Shelby County Indiana
The San Diego Union
Sunday, October 9, 1966
Page H-18 columns 1-4
IPSWICH, Mass. (AP) -- To keep up an old tradition, Mrs. Mariet Moffatt has been appointed the first lady bell ringer in the 332-year history of Ipswich. And she isn't even a native New Englander.
AN OLD TRADITION TO BE KEPT ALIVE
The bell ringing began in Colonial days to announce curfew. Since then, 21 tolls have sounded every night at 9 p.m., 365 days a year as a tradition of Ipswich's heritage.
Mrs. Moffatt, 56, was appointed to the $250 a year post by the selectmen. She was the only applicant for the job. The previous bell ringer had retired.
"I heard the town was planning to use tape recordings of bells," she said. "I wanted to see the bell ringing tradition continued, so I applied."
The necessity of ringing the bell every night of the year doesn't bother Mrs. Moffatt. "I have kind of a definite routine I follow anyway so I won't be going out of my way."
She is a reporter for the Ipswich bureau of the Beverly Times and tapes a program for the Newburyport raio[sic] station.
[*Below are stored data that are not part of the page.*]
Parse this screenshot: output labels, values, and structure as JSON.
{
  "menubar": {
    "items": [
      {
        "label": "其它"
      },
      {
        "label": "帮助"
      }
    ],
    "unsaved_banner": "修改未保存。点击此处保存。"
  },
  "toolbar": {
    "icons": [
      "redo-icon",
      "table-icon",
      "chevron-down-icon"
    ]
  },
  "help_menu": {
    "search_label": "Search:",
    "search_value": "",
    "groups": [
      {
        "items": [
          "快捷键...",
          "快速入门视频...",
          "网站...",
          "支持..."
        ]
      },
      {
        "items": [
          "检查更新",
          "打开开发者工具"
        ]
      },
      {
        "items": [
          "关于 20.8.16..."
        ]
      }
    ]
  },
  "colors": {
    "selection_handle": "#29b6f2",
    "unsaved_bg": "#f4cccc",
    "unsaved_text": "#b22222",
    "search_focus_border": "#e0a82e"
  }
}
"If I ever want to take a vacation," she said, "I have several reliable friends who have promised to ring the bell for me." The present bell is located in the Methodist Church.
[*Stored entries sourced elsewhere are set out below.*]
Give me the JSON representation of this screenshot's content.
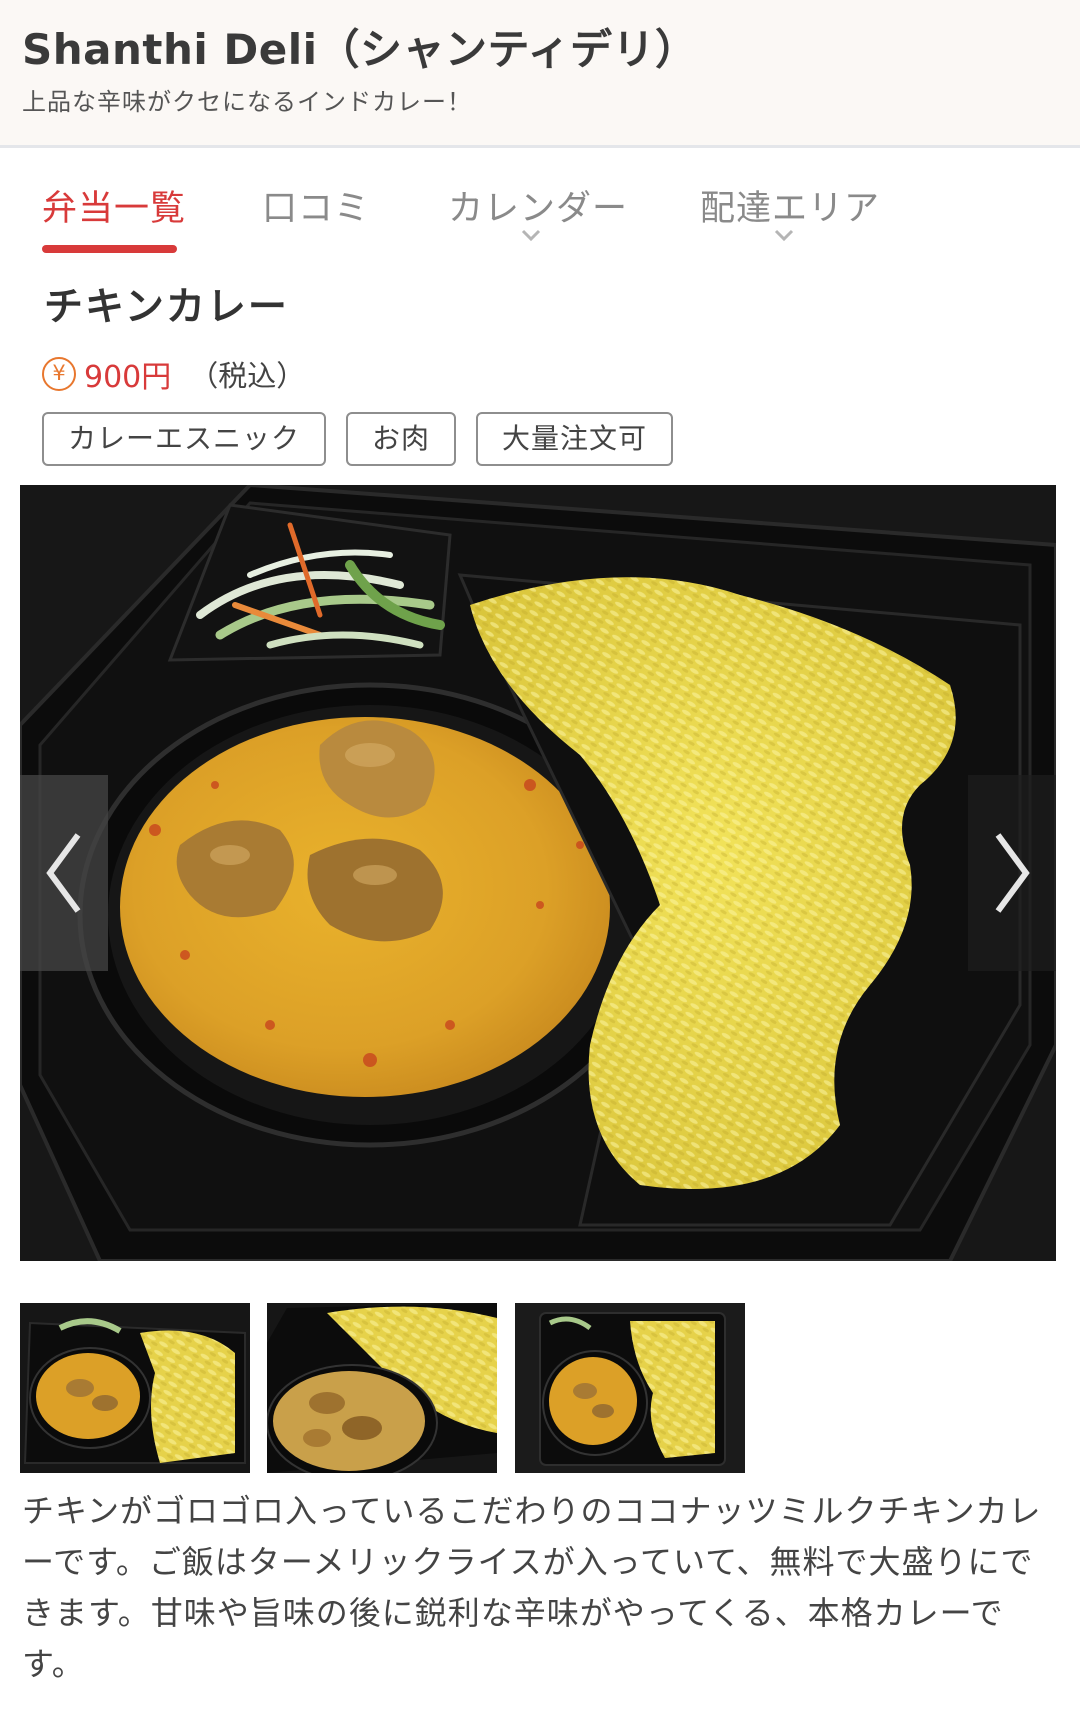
{
  "header": {
    "shop_name": "Shanthi Deli（シャンティデリ）",
    "tagline": "上品な辛味がクセになるインドカレー！"
  },
  "tabs": [
    {
      "label": "弁当一覧",
      "active": true
    },
    {
      "label": "口コミ",
      "active": false
    },
    {
      "label": "カレンダー",
      "active": false,
      "icon": "chevron-down-icon"
    },
    {
      "label": "配達エリア",
      "active": false,
      "icon": "chevron-down-icon"
    }
  ],
  "product": {
    "name": "チキンカレー",
    "currency_icon": "yen-icon",
    "currency_symbol": "¥",
    "price": "900円",
    "tax_note": "（税込）",
    "tags": [
      "カレーエスニック",
      "お肉",
      "大量注文可"
    ],
    "description": "チキンがゴロゴロ入っているこだわりのココナッツミルクチキンカレーです。ご飯はターメリックライスが入っていて、無料で大盛りにできます。甘味や旨味の後に鋭利な辛味がやってくる、本格カレーです。"
  },
  "gallery": {
    "main_image": "chicken-curry-bento-photo",
    "prev_icon": "chevron-left-icon",
    "next_icon": "chevron-right-icon",
    "thumbnails": [
      "thumbnail-1",
      "thumbnail-2",
      "thumbnail-3"
    ]
  },
  "colors": {
    "accent": "#d83a3a",
    "price_icon": "#e8772e",
    "header_bg": "#fbf8f5",
    "tab_inactive": "#8a8a8a"
  }
}
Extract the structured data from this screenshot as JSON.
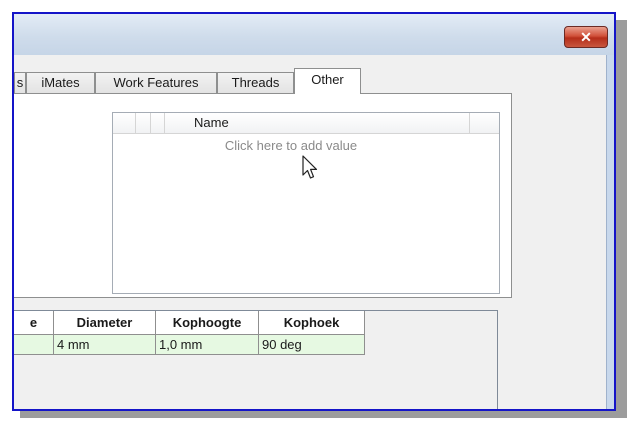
{
  "window": {
    "close_glyph": "✕",
    "close_color": "#c8463a",
    "frame_color": "#1414c8"
  },
  "tabs": [
    {
      "label": "s"
    },
    {
      "label": "iMates"
    },
    {
      "label": "Work Features"
    },
    {
      "label": "Threads"
    },
    {
      "label": "Other",
      "active": true
    }
  ],
  "grid": {
    "column_header": "Name",
    "add_value_text": "Click here to add value"
  },
  "table": {
    "headers": [
      "e",
      "Diameter",
      "Kophoogte",
      "Kophoek"
    ],
    "row": [
      "",
      "4 mm",
      "1,0 mm",
      "90 deg"
    ],
    "row_color": "#e6f9e2"
  },
  "icons": {
    "cursor": "mouse-pointer-icon",
    "close": "close-icon"
  }
}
Mrs. Moffatt came to Ipswich 23 yeras ago. Previously, she had been a reporter in Huntington, W. Va., and had lived in Michigan. She was born in Shelbyville, Ind.
She admitted she may have some problems covering night time meetings of town agencies.
"If the meetings go on after 9 p.m.," she said, "I'll have to run out to ring the bell and then come back.
The selectmen told me they are going to conduct all their important business from five minutes of nine to five after nine."
Note: The paper included a picture of Mrs. Moffatt standing in front in front of the bell tower.